The Hard Seltzer Trend Echoes the 19th Century Craze for LagerRoundup
tags: beer, brewing, alcohol, drinking, Commercial culture
Brian Alberts is a freelance historian and consultant specializing in American brewing and beer culture.
HNN editor's note: It is the official position of HNN that lager is good and hard seltzer is bad. Readers are free to make their own judgments.
Hard seltzers have been the trendy choice for American alcohol consumers lately. By the numbers, the bubbly beverage has positively exploded since the debut of White Claw in 2016, claiming a market share in five years that took craft beer 40 years to achieve. And a seemingly large facet of hard seltzer’s appeal has been its lingering reputation, which is both misleading and disputed, as a more health-conscious form of alcohol.
Hard seltzers are not the first to make such a claim in hopes of becoming more than a passing fad like Zima, wine coolers and Not Your Father’s Root Beer. In fact, the “king” of American alcoholic beverages, light lager beer, also began as a trendy curiosity attached to grandiose health claims.
Lager brewers in the 1850s, overwhelmingly German Americans, found their product well-received by the American public and further elevated it by claiming, controversially, that it was a healthy alternative to other forms of alcohol. While it’s no indicator of exactly where hard seltzer will be 170 years (or months, or days) from now, it’s worth exploring how bumpy the way to American drinkers’ hearts can be.
Lager beer first appeared in the United States about 1840, and it wasn’t popular. In fact, until that period, few Americans outside select urban areas like Albany, N.Y., and Philadelphia drank beer. They preferred whiskey, and to a lesser extent, hard cider — so much in fact that they outdrank 21st century Americans, on average, by a factor of two or three. But as the size and number of American cities began to grow and temperance activism pressured Americans to cut back on their overall drinking, beer-drinking became more widespread — and in lager’s case, controversial.
Lagers were introduced by a wave of German immigrants pouring in from Europe.
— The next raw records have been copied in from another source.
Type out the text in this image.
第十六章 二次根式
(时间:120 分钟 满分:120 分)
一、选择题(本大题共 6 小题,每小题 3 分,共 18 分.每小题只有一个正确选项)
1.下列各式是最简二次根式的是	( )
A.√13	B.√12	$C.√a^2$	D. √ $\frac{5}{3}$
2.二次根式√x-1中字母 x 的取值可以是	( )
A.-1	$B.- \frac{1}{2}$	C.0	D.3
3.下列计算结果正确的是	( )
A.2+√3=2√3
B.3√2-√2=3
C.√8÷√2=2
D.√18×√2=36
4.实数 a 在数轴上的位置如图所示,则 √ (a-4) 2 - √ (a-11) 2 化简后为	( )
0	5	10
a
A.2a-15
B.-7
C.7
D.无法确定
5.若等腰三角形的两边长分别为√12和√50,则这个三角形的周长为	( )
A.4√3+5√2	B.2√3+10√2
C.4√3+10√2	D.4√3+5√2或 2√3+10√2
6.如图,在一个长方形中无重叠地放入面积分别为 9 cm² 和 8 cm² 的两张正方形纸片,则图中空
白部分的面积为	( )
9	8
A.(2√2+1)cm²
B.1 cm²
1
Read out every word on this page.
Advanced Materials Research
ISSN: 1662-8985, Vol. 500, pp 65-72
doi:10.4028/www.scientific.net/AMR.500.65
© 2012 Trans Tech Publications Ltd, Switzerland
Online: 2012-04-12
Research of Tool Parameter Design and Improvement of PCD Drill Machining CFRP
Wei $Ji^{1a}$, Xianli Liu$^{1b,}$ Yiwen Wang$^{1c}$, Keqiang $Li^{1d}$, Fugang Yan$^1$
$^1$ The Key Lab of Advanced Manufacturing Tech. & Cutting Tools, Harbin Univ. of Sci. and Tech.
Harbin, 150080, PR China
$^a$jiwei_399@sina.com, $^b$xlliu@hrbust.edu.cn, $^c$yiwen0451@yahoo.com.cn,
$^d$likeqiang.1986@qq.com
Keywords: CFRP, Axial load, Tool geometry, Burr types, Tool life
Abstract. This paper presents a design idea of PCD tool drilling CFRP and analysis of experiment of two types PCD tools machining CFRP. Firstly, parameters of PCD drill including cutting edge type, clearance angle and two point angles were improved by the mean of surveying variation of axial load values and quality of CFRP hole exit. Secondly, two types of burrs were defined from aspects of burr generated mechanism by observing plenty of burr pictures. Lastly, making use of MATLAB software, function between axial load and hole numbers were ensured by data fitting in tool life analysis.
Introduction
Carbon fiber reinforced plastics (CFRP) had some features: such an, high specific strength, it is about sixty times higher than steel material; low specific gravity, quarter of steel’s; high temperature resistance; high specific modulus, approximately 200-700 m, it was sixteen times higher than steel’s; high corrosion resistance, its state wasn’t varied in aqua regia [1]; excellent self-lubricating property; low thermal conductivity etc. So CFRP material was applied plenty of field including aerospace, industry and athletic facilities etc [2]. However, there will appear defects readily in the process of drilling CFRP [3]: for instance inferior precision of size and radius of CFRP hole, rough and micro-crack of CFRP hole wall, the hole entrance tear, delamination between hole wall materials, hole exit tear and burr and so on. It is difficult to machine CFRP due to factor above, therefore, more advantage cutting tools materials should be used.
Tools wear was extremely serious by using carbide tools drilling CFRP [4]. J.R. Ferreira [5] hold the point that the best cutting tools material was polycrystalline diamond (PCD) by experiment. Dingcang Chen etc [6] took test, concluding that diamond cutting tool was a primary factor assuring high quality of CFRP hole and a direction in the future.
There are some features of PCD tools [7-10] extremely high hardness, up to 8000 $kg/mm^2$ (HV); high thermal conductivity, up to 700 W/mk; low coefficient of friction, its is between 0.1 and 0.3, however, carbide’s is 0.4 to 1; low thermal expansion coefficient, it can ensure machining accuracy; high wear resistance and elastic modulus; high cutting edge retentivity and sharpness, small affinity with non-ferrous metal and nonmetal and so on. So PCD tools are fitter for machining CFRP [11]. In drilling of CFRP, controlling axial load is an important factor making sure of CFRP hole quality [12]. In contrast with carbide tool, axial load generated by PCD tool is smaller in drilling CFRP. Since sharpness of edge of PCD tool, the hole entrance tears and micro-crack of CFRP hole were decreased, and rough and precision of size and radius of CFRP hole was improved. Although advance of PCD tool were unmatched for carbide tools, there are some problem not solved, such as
To uninitiated Americans, lager was simply weird. But for Germans-turned-German-Americans, the beer was inseparable from the culture of its consumption. German Americans drank it in what looked to outsiders to be massive outdoor parties. Families, bands and social clubs took part, often in shady groves maintained by the brewers or saloon owners themselves. Parades, athletic demonstrations, political dialogue, shooting tournaments and concerts were featured in these “German Sundays,” and their spectacle drew a lot of outside attention.
But this boisterous festive culture served a purpose, expressing ethnocultural values about work-life balance, the importance of social bonds and the proper cultivation of the self. Lager beer was considered to be a physical manifestation of this process, an alcoholic aid that was wholesome, healthy and nutritious.
This generous perception was deeply embedded, particularly in the southern and western German cultures where many immigrants came from during this period. In fact, the Bavarian monarchy was continually vexed by civil discontent and periodic riots during the 1840s, all because the working-class believed that its “Kruggerechtikeit” — that is, the right to affordable and healthy beer — was being neglected. As hundreds of thousands emigrated to the United States, this perspective on beer followed.